USD/JPY Gains 1.10% on BOJ Forecasts
BOJ lowers GDP forecasts and sees significant uncertainty tied to Trump’s trade policy 🔎
The Bank of Japan left the short-term interest rate unchanged at +0.50% during its May 1 meeting but presented clearly more cautious forecasts. In the new quarterly report, the board lowered its real GDP forecast for fiscal year 2025 to 0.5% (from 1.1%) and for 2026 to 0.7% (from 1.0%), pointing to the burden from recently announced U.S. tariffs and their impact on corporate profits and global demand.
Inflation is still expected to hover around the 2% target in the medium term, but the previously projected inflation path has been pushed back by about a year:
- core CPI (all items excluding fresh food) is expected to be 2.0–2.5% in fiscal 2025, decline to 1.5–2.0% in 2026, and then return “around 2%” in 2027.
The Bank warned that both growth and price risks are “tilted to the downside” through the end of 2026 and emphasized that the recent rise in import and food costs will ease as weaker activity limits core inflation.
Ueda’s press conference
- “Uncertainty stemming from trade policies has risen sharply; projections could ‘change significantly’ if tariff negotiations shift.”
- The BOJ will continue raising rates if the economy and prices evolve as expected, but the forecast horizon is “highly data-dependent” and may be “strongly influenced” by tariffs.
- A delay in reaching the 2% target “does not mean a delay in hikes”; chronic labor shortages still support a “virtuous cycle” of wages and prices.
Governor Kazuo Ueda, speaking after the decision, stressed that “uncertainty stemming from trade policies has risen significantly” and that the timing of the next potential rate hike is strongly dependent on U.S. trade policy.
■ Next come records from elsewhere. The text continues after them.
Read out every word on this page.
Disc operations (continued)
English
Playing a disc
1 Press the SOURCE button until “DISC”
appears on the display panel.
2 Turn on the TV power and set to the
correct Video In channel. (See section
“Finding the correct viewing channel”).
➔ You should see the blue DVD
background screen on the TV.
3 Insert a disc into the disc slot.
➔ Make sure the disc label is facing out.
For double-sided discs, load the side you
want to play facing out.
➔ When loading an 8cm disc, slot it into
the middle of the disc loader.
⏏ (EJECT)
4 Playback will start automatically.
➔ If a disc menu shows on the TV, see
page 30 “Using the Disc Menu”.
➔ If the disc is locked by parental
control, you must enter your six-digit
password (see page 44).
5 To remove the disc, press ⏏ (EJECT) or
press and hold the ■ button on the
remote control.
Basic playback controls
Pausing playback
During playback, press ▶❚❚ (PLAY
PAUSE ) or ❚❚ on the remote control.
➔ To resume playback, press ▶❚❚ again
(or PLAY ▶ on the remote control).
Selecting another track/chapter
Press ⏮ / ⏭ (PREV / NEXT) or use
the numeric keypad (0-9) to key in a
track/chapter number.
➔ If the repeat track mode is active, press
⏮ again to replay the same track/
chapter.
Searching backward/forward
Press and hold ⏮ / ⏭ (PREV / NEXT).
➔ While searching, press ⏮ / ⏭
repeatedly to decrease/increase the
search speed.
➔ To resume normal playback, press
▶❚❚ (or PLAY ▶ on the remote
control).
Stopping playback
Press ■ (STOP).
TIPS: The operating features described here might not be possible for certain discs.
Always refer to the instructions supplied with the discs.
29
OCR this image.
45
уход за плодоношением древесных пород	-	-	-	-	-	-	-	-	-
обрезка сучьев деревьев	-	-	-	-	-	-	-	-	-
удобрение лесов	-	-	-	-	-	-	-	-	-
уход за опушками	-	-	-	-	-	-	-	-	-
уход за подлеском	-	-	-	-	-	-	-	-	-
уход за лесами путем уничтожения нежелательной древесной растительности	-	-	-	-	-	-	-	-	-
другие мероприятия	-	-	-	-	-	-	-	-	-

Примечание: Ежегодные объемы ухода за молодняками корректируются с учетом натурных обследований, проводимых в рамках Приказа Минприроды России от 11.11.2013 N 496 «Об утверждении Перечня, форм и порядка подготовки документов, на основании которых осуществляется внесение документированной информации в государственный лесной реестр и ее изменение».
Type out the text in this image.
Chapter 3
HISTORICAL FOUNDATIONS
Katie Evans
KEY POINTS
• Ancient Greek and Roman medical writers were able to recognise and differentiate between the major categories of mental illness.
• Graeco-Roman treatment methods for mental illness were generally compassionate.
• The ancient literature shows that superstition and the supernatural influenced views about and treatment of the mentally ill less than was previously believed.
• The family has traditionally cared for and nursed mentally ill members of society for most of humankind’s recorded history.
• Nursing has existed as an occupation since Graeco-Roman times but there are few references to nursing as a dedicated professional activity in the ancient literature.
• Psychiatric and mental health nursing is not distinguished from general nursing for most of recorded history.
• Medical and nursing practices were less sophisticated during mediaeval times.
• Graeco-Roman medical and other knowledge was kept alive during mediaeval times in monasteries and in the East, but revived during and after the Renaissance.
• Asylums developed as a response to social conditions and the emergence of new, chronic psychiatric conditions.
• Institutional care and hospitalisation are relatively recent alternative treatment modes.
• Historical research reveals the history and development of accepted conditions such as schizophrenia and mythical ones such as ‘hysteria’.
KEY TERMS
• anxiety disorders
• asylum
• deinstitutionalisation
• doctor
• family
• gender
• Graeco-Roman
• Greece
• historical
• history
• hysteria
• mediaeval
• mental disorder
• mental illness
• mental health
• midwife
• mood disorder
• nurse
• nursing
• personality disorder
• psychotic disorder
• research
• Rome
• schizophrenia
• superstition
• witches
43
He noted that the delay in achieving the 2% target does not mean rate hikes are off the table, pointing to chronic labor shortages that should keep wage — and ultimately price — pressures on an upward path. Ueda also announced a mid-term review of JGB purchase operations.
USDJPY (D1 interval)
Markets interpreted the combination of softer forecasts and a less hawkish tone as dovish. USDJPY is up 1.20% today to 144.50, approaching a key resistance zone around 144.00–145.00 JPY per USD.